Hayatın kesrete vahdet vermekle dağılmaktan kurtarmasını ve bunun Allah’ın "hayat" sıfatının baki olduğunu göstermesini izah eder misiniz?
Değerli Kardeşimiz;
"Evet, bir hayat ki, onun bir lem’a-i cilvesi, mâruz-u fenave zeval olan eşya-yı kesireye bir vahdet verip bekaya mazhar eder ve dağılmaktan kurtarır ve vücudunu muhafaza eder ve bir nevi bekaya mazhar eder. Yani hayat, kesrete bir vahdet verir, ibka eder; hayat gitse dağılır, fenaya gider." (Mektubat, 20. Mektup, İkinci Makam)
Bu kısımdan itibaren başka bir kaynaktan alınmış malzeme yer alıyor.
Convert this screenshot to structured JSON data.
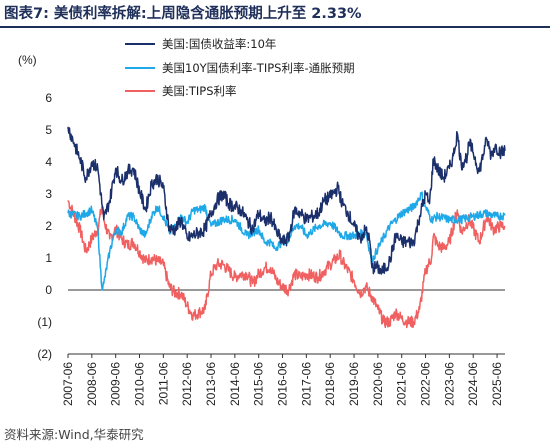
{
  "title": "图表7:   美债利率拆解:上周隐含通胀预期上升至 2.33%",
  "source": "资料来源:Wind,华泰研究",
  "chart_data": {
    "type": "line",
    "ylabel": "(%)",
    "ylim": [
      -2,
      6
    ],
    "yticks": [
      "(2)",
      "(1)",
      "0",
      "1",
      "2",
      "3",
      "4",
      "5",
      "6"
    ],
    "ytick_values": [
      -2,
      -1,
      0,
      1,
      2,
      3,
      4,
      5,
      6
    ],
    "xticks": [
      "2007-06",
      "2008-06",
      "2009-06",
      "2010-06",
      "2011-06",
      "2012-06",
      "2013-06",
      "2014-06",
      "2015-06",
      "2016-06",
      "2017-06",
      "2018-06",
      "2019-06",
      "2020-06",
      "2021-06",
      "2022-06",
      "2023-06",
      "2024-06",
      "2025-06"
    ],
    "xlim": [
      "2007-06",
      "2025-10"
    ],
    "legend_position": "top-left",
    "grid": false,
    "series": [
      {
        "name": "美国:国债收益率:10年",
        "color": "#1b2f6b",
        "points": [
          [
            "2007-06",
            5.1
          ],
          [
            "2007-09",
            4.6
          ],
          [
            "2007-12",
            4.1
          ],
          [
            "2008-03",
            3.5
          ],
          [
            "2008-06",
            4.0
          ],
          [
            "2008-09",
            3.8
          ],
          [
            "2008-12",
            2.2
          ],
          [
            "2009-03",
            2.8
          ],
          [
            "2009-06",
            3.8
          ],
          [
            "2009-09",
            3.4
          ],
          [
            "2009-12",
            3.7
          ],
          [
            "2010-03",
            3.8
          ],
          [
            "2010-06",
            3.1
          ],
          [
            "2010-09",
            2.5
          ],
          [
            "2010-12",
            3.3
          ],
          [
            "2011-03",
            3.5
          ],
          [
            "2011-06",
            3.2
          ],
          [
            "2011-09",
            1.9
          ],
          [
            "2011-12",
            1.9
          ],
          [
            "2012-03",
            2.2
          ],
          [
            "2012-06",
            1.6
          ],
          [
            "2012-09",
            1.7
          ],
          [
            "2012-12",
            1.8
          ],
          [
            "2013-03",
            1.9
          ],
          [
            "2013-06",
            2.4
          ],
          [
            "2013-09",
            2.8
          ],
          [
            "2013-12",
            3.0
          ],
          [
            "2014-03",
            2.7
          ],
          [
            "2014-06",
            2.6
          ],
          [
            "2014-09",
            2.5
          ],
          [
            "2014-12",
            2.2
          ],
          [
            "2015-03",
            1.9
          ],
          [
            "2015-06",
            2.4
          ],
          [
            "2015-09",
            2.1
          ],
          [
            "2015-12",
            2.3
          ],
          [
            "2016-03",
            1.8
          ],
          [
            "2016-06",
            1.5
          ],
          [
            "2016-09",
            1.6
          ],
          [
            "2016-12",
            2.5
          ],
          [
            "2017-03",
            2.4
          ],
          [
            "2017-06",
            2.2
          ],
          [
            "2017-09",
            2.3
          ],
          [
            "2017-12",
            2.4
          ],
          [
            "2018-03",
            2.8
          ],
          [
            "2018-06",
            2.9
          ],
          [
            "2018-10",
            3.2
          ],
          [
            "2018-12",
            2.7
          ],
          [
            "2019-03",
            2.4
          ],
          [
            "2019-06",
            2.0
          ],
          [
            "2019-09",
            1.6
          ],
          [
            "2019-12",
            1.9
          ],
          [
            "2020-02",
            1.5
          ],
          [
            "2020-03",
            0.7
          ],
          [
            "2020-06",
            0.7
          ],
          [
            "2020-08",
            0.55
          ],
          [
            "2020-12",
            0.9
          ],
          [
            "2021-03",
            1.7
          ],
          [
            "2021-06",
            1.5
          ],
          [
            "2021-09",
            1.5
          ],
          [
            "2021-12",
            1.5
          ],
          [
            "2022-03",
            2.3
          ],
          [
            "2022-06",
            3.0
          ],
          [
            "2022-08",
            2.7
          ],
          [
            "2022-10",
            4.1
          ],
          [
            "2022-12",
            3.8
          ],
          [
            "2023-03",
            3.5
          ],
          [
            "2023-06",
            3.8
          ],
          [
            "2023-08",
            4.2
          ],
          [
            "2023-10",
            4.9
          ],
          [
            "2023-12",
            3.9
          ],
          [
            "2024-03",
            4.2
          ],
          [
            "2024-04",
            4.6
          ],
          [
            "2024-06",
            4.3
          ],
          [
            "2024-09",
            3.7
          ],
          [
            "2024-12",
            4.5
          ],
          [
            "2025-01",
            4.7
          ],
          [
            "2025-03",
            4.2
          ],
          [
            "2025-05",
            4.5
          ],
          [
            "2025-08",
            4.3
          ],
          [
            "2025-10",
            4.35
          ]
        ]
      },
      {
        "name": "美国10Y国债利率-TIPS利率-通胀预期",
        "color": "#1fa8e8",
        "points": [
          [
            "2007-06",
            2.4
          ],
          [
            "2007-12",
            2.3
          ],
          [
            "2008-03",
            2.4
          ],
          [
            "2008-06",
            2.5
          ],
          [
            "2008-09",
            1.9
          ],
          [
            "2008-11",
            0.1
          ],
          [
            "2008-12",
            0.2
          ],
          [
            "2009-03",
            1.2
          ],
          [
            "2009-06",
            1.9
          ],
          [
            "2009-09",
            1.8
          ],
          [
            "2009-12",
            2.3
          ],
          [
            "2010-03",
            2.3
          ],
          [
            "2010-06",
            1.9
          ],
          [
            "2010-09",
            1.7
          ],
          [
            "2010-12",
            2.3
          ],
          [
            "2011-03",
            2.6
          ],
          [
            "2011-06",
            2.3
          ],
          [
            "2011-09",
            1.8
          ],
          [
            "2011-12",
            2.0
          ],
          [
            "2012-03",
            2.3
          ],
          [
            "2012-06",
            2.1
          ],
          [
            "2012-09",
            2.5
          ],
          [
            "2012-12",
            2.5
          ],
          [
            "2013-03",
            2.6
          ],
          [
            "2013-06",
            2.0
          ],
          [
            "2013-12",
            2.2
          ],
          [
            "2014-06",
            2.2
          ],
          [
            "2014-12",
            1.7
          ],
          [
            "2015-03",
            1.8
          ],
          [
            "2015-06",
            1.9
          ],
          [
            "2015-09",
            1.5
          ],
          [
            "2015-12",
            1.5
          ],
          [
            "2016-02",
            1.3
          ],
          [
            "2016-06",
            1.5
          ],
          [
            "2016-09",
            1.6
          ],
          [
            "2016-12",
            2.0
          ],
          [
            "2017-03",
            2.0
          ],
          [
            "2017-06",
            1.7
          ],
          [
            "2017-12",
            2.0
          ],
          [
            "2018-06",
            2.1
          ],
          [
            "2018-12",
            1.7
          ],
          [
            "2019-06",
            1.7
          ],
          [
            "2019-12",
            1.8
          ],
          [
            "2020-03",
            0.9
          ],
          [
            "2020-06",
            1.3
          ],
          [
            "2020-12",
            2.0
          ],
          [
            "2021-06",
            2.4
          ],
          [
            "2021-12",
            2.6
          ],
          [
            "2022-04",
            3.0
          ],
          [
            "2022-06",
            2.6
          ],
          [
            "2022-09",
            2.2
          ],
          [
            "2022-12",
            2.3
          ],
          [
            "2023-06",
            2.2
          ],
          [
            "2023-12",
            2.2
          ],
          [
            "2024-06",
            2.3
          ],
          [
            "2024-12",
            2.4
          ],
          [
            "2025-06",
            2.3
          ],
          [
            "2025-10",
            2.33
          ]
        ]
      },
      {
        "name": "美国:TIPS利率",
        "color": "#f06060",
        "points": [
          [
            "2007-06",
            2.8
          ],
          [
            "2007-12",
            1.9
          ],
          [
            "2008-03",
            1.2
          ],
          [
            "2008-06",
            1.6
          ],
          [
            "2008-09",
            1.9
          ],
          [
            "2008-11",
            2.6
          ],
          [
            "2008-12",
            2.2
          ],
          [
            "2009-03",
            1.6
          ],
          [
            "2009-06",
            1.9
          ],
          [
            "2009-09",
            1.6
          ],
          [
            "2009-12",
            1.4
          ],
          [
            "2010-03",
            1.5
          ],
          [
            "2010-06",
            1.2
          ],
          [
            "2010-09",
            0.9
          ],
          [
            "2010-12",
            1.0
          ],
          [
            "2011-03",
            0.9
          ],
          [
            "2011-06",
            0.8
          ],
          [
            "2011-09",
            0.1
          ],
          [
            "2011-12",
            -0.1
          ],
          [
            "2012-03",
            -0.1
          ],
          [
            "2012-06",
            -0.5
          ],
          [
            "2012-09",
            -0.8
          ],
          [
            "2012-12",
            -0.7
          ],
          [
            "2013-03",
            -0.6
          ],
          [
            "2013-06",
            0.5
          ],
          [
            "2013-09",
            0.8
          ],
          [
            "2013-12",
            0.8
          ],
          [
            "2014-03",
            0.6
          ],
          [
            "2014-06",
            0.4
          ],
          [
            "2014-09",
            0.5
          ],
          [
            "2014-12",
            0.5
          ],
          [
            "2015-03",
            0.2
          ],
          [
            "2015-06",
            0.5
          ],
          [
            "2015-09",
            0.7
          ],
          [
            "2015-12",
            0.7
          ],
          [
            "2016-03",
            0.3
          ],
          [
            "2016-06",
            0.1
          ],
          [
            "2016-09",
            0.0
          ],
          [
            "2016-12",
            0.5
          ],
          [
            "2017-03",
            0.4
          ],
          [
            "2017-06",
            0.5
          ],
          [
            "2017-12",
            0.4
          ],
          [
            "2018-03",
            0.6
          ],
          [
            "2018-06",
            0.8
          ],
          [
            "2018-11",
            1.1
          ],
          [
            "2018-12",
            0.9
          ],
          [
            "2019-06",
            0.3
          ],
          [
            "2019-09",
            -0.1
          ],
          [
            "2019-12",
            0.1
          ],
          [
            "2020-03",
            -0.2
          ],
          [
            "2020-06",
            -0.6
          ],
          [
            "2020-09",
            -1.0
          ],
          [
            "2020-12",
            -1.0
          ],
          [
            "2021-03",
            -0.7
          ],
          [
            "2021-06",
            -0.9
          ],
          [
            "2021-09",
            -1.0
          ],
          [
            "2021-12",
            -1.0
          ],
          [
            "2022-03",
            -0.6
          ],
          [
            "2022-06",
            0.6
          ],
          [
            "2022-09",
            1.0
          ],
          [
            "2022-10",
            1.7
          ],
          [
            "2022-12",
            1.4
          ],
          [
            "2023-03",
            1.3
          ],
          [
            "2023-06",
            1.5
          ],
          [
            "2023-10",
            2.5
          ],
          [
            "2023-12",
            1.8
          ],
          [
            "2024-04",
            2.2
          ],
          [
            "2024-09",
            1.5
          ],
          [
            "2024-12",
            2.1
          ],
          [
            "2025-01",
            2.3
          ],
          [
            "2025-04",
            1.9
          ],
          [
            "2025-08",
            2.0
          ],
          [
            "2025-10",
            2.0
          ]
        ]
      }
    ]
  }
}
Önce bütün canlılardaki hayatın, Muhyi isminin birer cilvesi olduğu nazara veriliyor. Külliyatta, cilve kelimesi güneşin aynalardaki tecellileri için de kullanılıyor. Cenab-ı Hakk’ın mukaddes hayatı bir güneşe teşbih edildiğinde bütün hayatlar Muhyi isminin tecellisiyle meydana gelmektedir.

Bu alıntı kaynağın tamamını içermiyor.